Most of my codes find the simulator (e.g. GROMACS) in the path because I also install it in a central place. Alternately, I always source the Anaconda environment before doing any heavy-duty coding that requires python or related codes. Everything else, in particular the relatively small codes that I develop, needs a command-line interface that is easy to find.

The most typical solution to this problem is to develop an “argument parser” for each program. There are many libraries for doing this, from Python’s argparse to BASH scripts that read the command-line. However, since interacting with code takes so many different forms, I’ve started to use a simple makefile to route all commands to make into python libraries in a manner which mimics the POSIX-style syntax used by many commands that run from the terminal. This makefile is used in several of the codes that I contribute to, including factory, cassette, automacs, and omnicalc. Here’s how it works.

Whenever you run make, all of the subsequent arguments are parsed by python. You can use single arguments like make clean or keyword arguments like make upload path="/share/simulations". The first argument is the name of a python function which can be found in any number of target scripts, while everything else is parsed.

To use this trick you only need to include makefile and makeface.py from any of the repos listed earlier (e.g. factory and cassette). This trick has two useful features. First, it means that you can easily add a new user-facing function to the terminal by writing a python function. Second, since the python code makeface.py routes your command-line arguments to python *args and **kwargs, you can ensure that user commands are well-formulated, and produce a helpful error message that makes it easy for them to fix mistakes. The following output tells factory users which commands are available; each function can be located in a different file.

[STATUS] available make targets: locate ps shutdown nuke run help setup set init show_running_factories testcluster renew prepare_server connect template test testdocker unset

┏━━━━━━━━━━━━┓
┃make targets        ┃
┗━━━━━━━━━━━━┛
│
├──connect
├──help
├──init
├──locate
├──nuke
├──prepare_server
├──ps
├──renew
├──run
├──set
├──setup
├──show_running_factories
├──shutdown
├──template
├──test
├──testcluster
├──testdocker
└──unset

[USAGE] `make <target> <args> <kwarg>="<val>" ...`
[STATUS] done

Takeaways

In this post, I’ve listed the primary tools of my trade (namely BASH, git, Anaconda, and the makefile trick). My deployment strategy can be summarized in a short list.

I always try to write robust code (obviously). I test them on several different machines, or in a minimal Docker with an operating system like Debian in case they depend on stock packages in my favorite distribution (SuSE).
Each machine I use has a central copy of the factory with an environment which I alias so I can load it whenever I need a fully featured python environment.
Packages I use every day are not “installed” but simply cloned on demand. I use the make trick to access their underlying python functions and easily add new functions.
I only compile or install new codes when absolutely necessary. I save the installation instructions, and I test them out on new machines and new trainees.

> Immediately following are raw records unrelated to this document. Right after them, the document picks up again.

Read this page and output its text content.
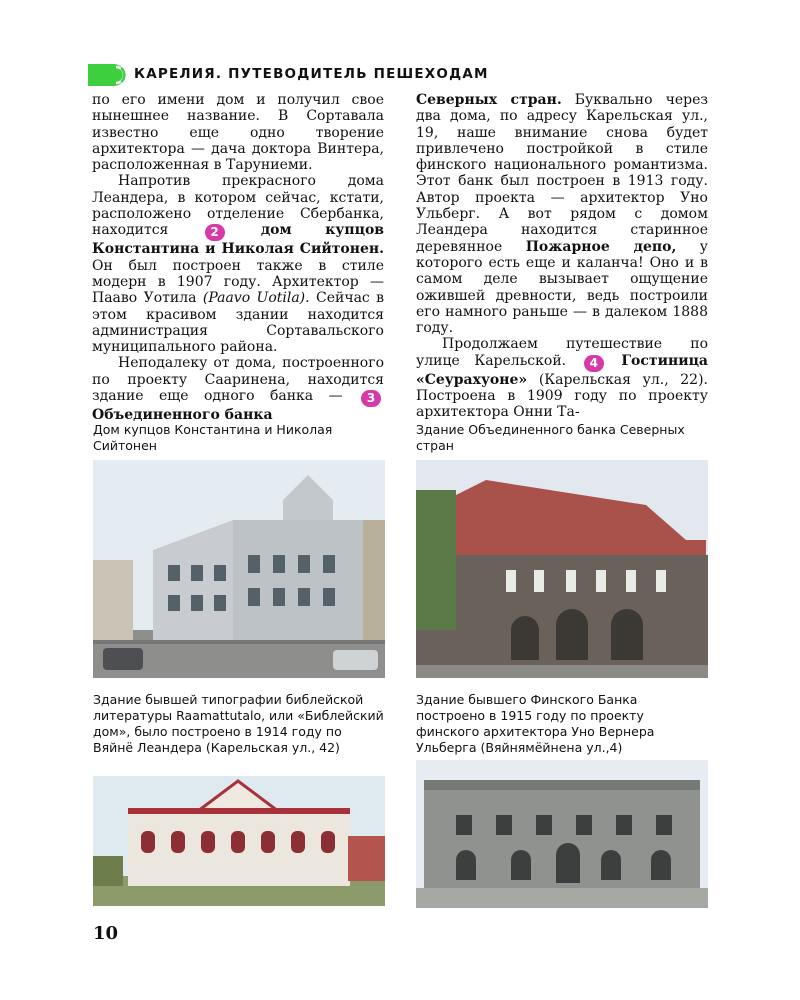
КАРЕЛИЯ. ПУТЕВОДИТЕЛЬ ПЕШЕХОДАМ

по его имени дом и получил свое нынешнее название. В Сортавала известно еще одно творение архитектора — дача доктора Винтера, расположенная в Таруниеми.

Напротив прекрасного дома Леандера, в котором сейчас, кстати, расположено отделение Сбербанка, находится	2	дом купцов Константина и Николая Сийтонен. Он был построен также в стиле модерн в 1907 году. Архитектор — Пааво Уотила (Paavo Uotila). Сейчас в этом красивом здании находится администрация Сортавальского муниципального района.

Неподалеку от дома, построенного по проекту Сааринена, находится здание еще одного банка — 3 Объединенного банка

Северных стран. Буквально через два дома, по адресу Карельская ул., 19, наше внимание снова будет привлечено постройкой в стиле финского национального романтизма. Этот банк был построен в 1913 году. Автор проекта — архитектор Уно Ульберг. А вот рядом с домом Леандера находится старинное деревянное Пожарное депо, у которого есть еще и каланча! Оно и в самом деле вызывает ощущение ожившей древности, ведь построили его намного раньше — в далеком 1888 году.

Продолжаем путешествие по улице Карельской. 4 Гостиница «Сеурахуоне» (Карельская ул., 22). Построена в 1909 году по проекту архитектора Онни Та-

Дом купцов Константина и Николая Сийтонен
Здание Объединенного банка Северных стран
Здание бывшей типографии библейской литературы Raamattutalo, или «Библейский дом», было построено в 1914 году по Вяйнё Леандера (Карельская ул., 42)
Здание бывшего Финского Банка построено в 1915 году по проекту финского архитектора Уно Вернера Ульберга (Вяйнямёйнена ул.,4)
10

This method maximizes the probability that my codes will deploy for other users on different machines. When I write small, custom codes, they stay current when I push changes to a central git repository, otherwise they are not “installed” in the usual way. Dependencies and the python environment are handled by Anaconda, and I access them with a single alias to a source command in my user profile.

Much of this strategy is either obvious to experienced programmers, or insane to experienced programmers. After all, you can’t teach taste! But you can avoid wasting hours and hours of labor by haphazardly installing and linking to other codes. If you want to make reproducible codes or easily train new researchers, you need a strategy like this one to ensure that you can deploy on new systems.